Many private organizations like the American Cancer Society have been effective in denouncing tobacco use without conscripting the cigarette companies in that effort. The early versions of the Restatement (Second) of Torts in 1965 addresses the basic common approach to tobacco, providing that if the tobacco was not contaminated, the companies owed no further duty to warn.

About the same time, the early cigarette labeling acts required some warnings on cigarette packages, which, as a side-effect, helped the companies resist (implausible) claims that people were unaware. When the early tobacco suits were brought, I was both an ardent anti-smoker and a legal consultant to Philip Morris. My view was that I was not the only person in the United States who had a clear knowledge of the risks of smoking.  

The current FDA package labels take warnings to a new height of frenzy and commandeer the resources of the tobacco companies in doing so. In general, I think that there are serious First Amendment issues with government speech that seeks to dissuade people from smoking because of its adverse health effects. Taking sides is something that we won’t allow the MTA to do, so why allow the government to take money from smokers and nonsmokers alike to push its message?

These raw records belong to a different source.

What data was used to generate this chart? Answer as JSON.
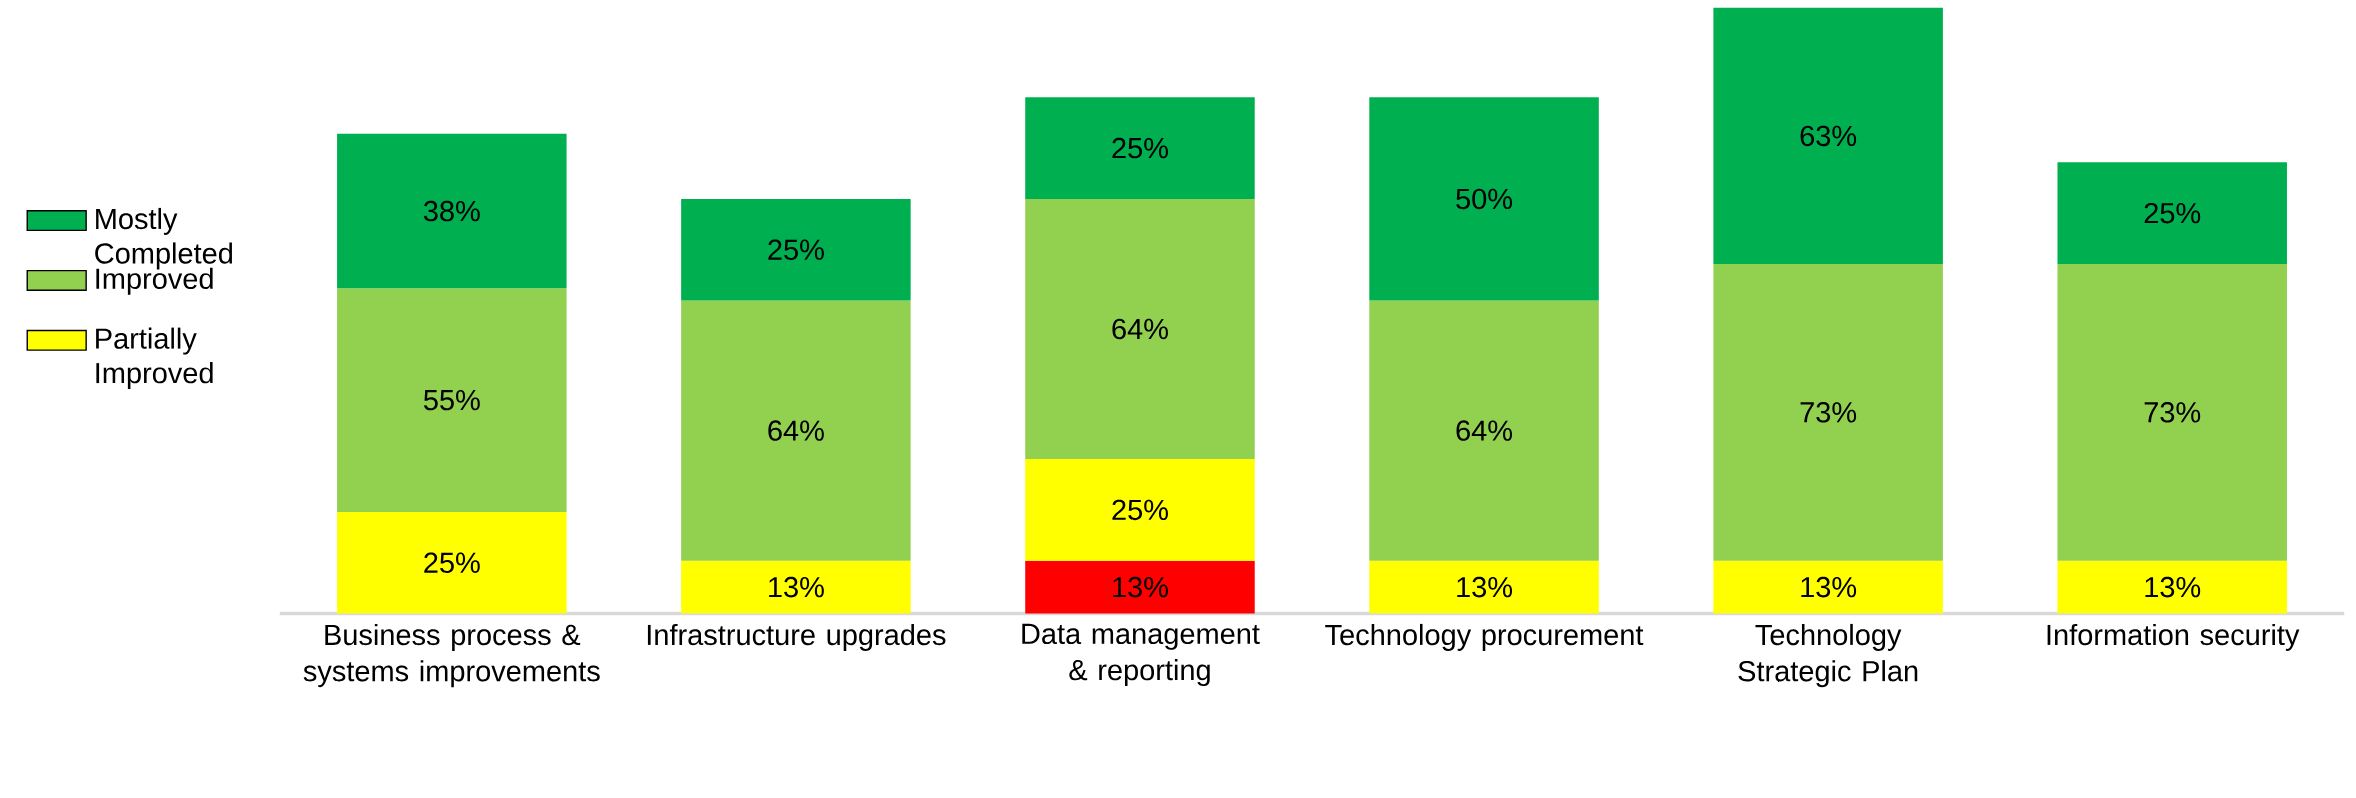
{
  "chart_data": {
    "type": "bar",
    "stacked": true,
    "legend": "left",
    "categories": [
      "Business process & systems improvements",
      "Infrastructure upgrades",
      "Data management & reporting",
      "Technology procurement",
      "Technology Strategic Plan",
      "Information security"
    ],
    "series": [
      {
        "color": "#ff0000",
        "values": [
          null,
          null,
          13,
          null,
          null,
          null
        ],
        "value_labels": [
          null,
          null,
          "13%",
          null,
          null,
          null
        ]
      },
      {
        "name": "Partially Improved",
        "color": "#ffff00",
        "values": [
          25,
          13,
          25,
          13,
          13,
          13
        ],
        "value_labels": [
          "25%",
          "13%",
          "25%",
          "13%",
          "13%",
          "13%"
        ]
      },
      {
        "name": "Improved",
        "color": "#92d050",
        "values": [
          55,
          64,
          64,
          64,
          73,
          73
        ],
        "value_labels": [
          "55%",
          "64%",
          "64%",
          "64%",
          "73%",
          "73%"
        ]
      },
      {
        "name": "Mostly Completed",
        "color": "#00b050",
        "values": [
          38,
          25,
          25,
          50,
          63,
          25
        ],
        "value_labels": [
          "38%",
          "25%",
          "25%",
          "50%",
          "63%",
          "25%"
        ]
      }
    ]
  }
}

Beyond that, the government messages, especially its graphic images, are not entirely truthful. The question here is not whether tobacco causes harm to smokers. It obviously does. The real question is how much, and when. In this regard, the key variables are the number of cigarettes smoked, their tar and nicotine content, the level of inhalation, and the age at which the smoking takes place. Other variable doubtless influence matters as well.

The government images and messages are just over the top, such as the warning in the image above: “Warning: Tobacco smoke causes fatal lung disease in nonsmokers.” No one doubts that this is true, at least to some extent. The way this is worded, however, makes it appear as though this risk is independent of the amount of smoke that is absorbed. The strong use of the word “causes” suggests that smoking has the same lethal effect on smokers as a falling brick that lands on the head of an innocent pedestrian.

But the increased risk of lung disease is small relative to the inflammatory message on the label, and any government warning that distorts the truth so egregiously should not be issued at all, anywhere. It follows that it is utterly beyond the pale to require these overheated warnings to be placed on cigarette cartons. It is not acceptable for government lawyers to say that any exaggeration of the harms is in itself harmless, so the package warnings should go forward.

No, as a determined nonsmoker, I made the decision at about age ten that whatever the pleasures of smoking were, they were not worth the risks. That case is easy for those, like me, who don’t see the gains to begin with. But in a free society, we should respect the differences in attitudes and tastes among citizens. If others find smoking pleasurable, they have the right to be sure that their government does not force tobacco companies to purvey false information that could alter their choice against their own interests.

True information can influence smoking levels (which are on the decline) without the government force-feeding falsehoods to the public. Paternalism is dangerous even for causes that I fully support.